Common mistakes to avoid
Confusing the Rio Earth Summit (1992) with the Kyoto Protocol (1997) — they are different events with different roles.
Treating the global commons as belonging to particular states — they lie outside any single state’s jurisdiction.
Forgetting that India and China were exempted from Kyoto’s binding cuts because of low historical and per-capita emissions.
Mixing up common property resources (community-shared, like sacred groves) with the global commons (international).
Misstating CBDR as ‘equal responsibility’ — the responsibility is common but differentiated.
Leaving the ‘mark correct/wrong’ and ‘TRUE about global commons’ questions partially answered — respond to every sub-part.
Frequently Asked Questions
What is Chapter 6 of Class 12 Political Science (Contemporary World Politics) about?
Chapter 6, Environment and Natural Resources, examines how environmental and resource issues entered world politics from the 1960s. It covers the global commons, the 1992 Rio Earth Summit, the principle of common but differentiated responsibilities, the Kyoto Protocol, India’s stand, environmental movements, resource geopolitics (oil and water) and the rights of indigenous peoples.
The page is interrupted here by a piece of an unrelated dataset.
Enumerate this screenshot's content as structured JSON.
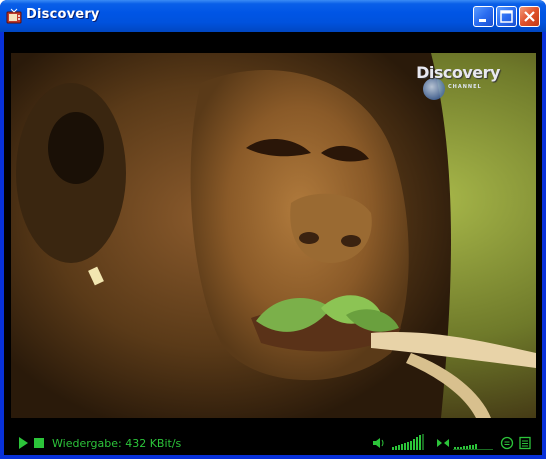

What is the principle of ‘common but differentiated responsibilities’?
It is the principle, accepted in the 1992 Rio Declaration and the UNFCCC, that all states share a common duty to protect the environment, but the developed countries — having contributed most to past degradation and possessing greater resources — must bear a larger share of responsibility, while developing countries are not subjected to the same restrictions.
How many questions are in the NCERT exercise for Chapter 6?
The end-of-chapter Exercises for Contemporary World Politics Chapter 6 contain 9 questions (including multiple-choice and ‘correct/wrong’ style questions with several sub-parts), all answered in full on this page.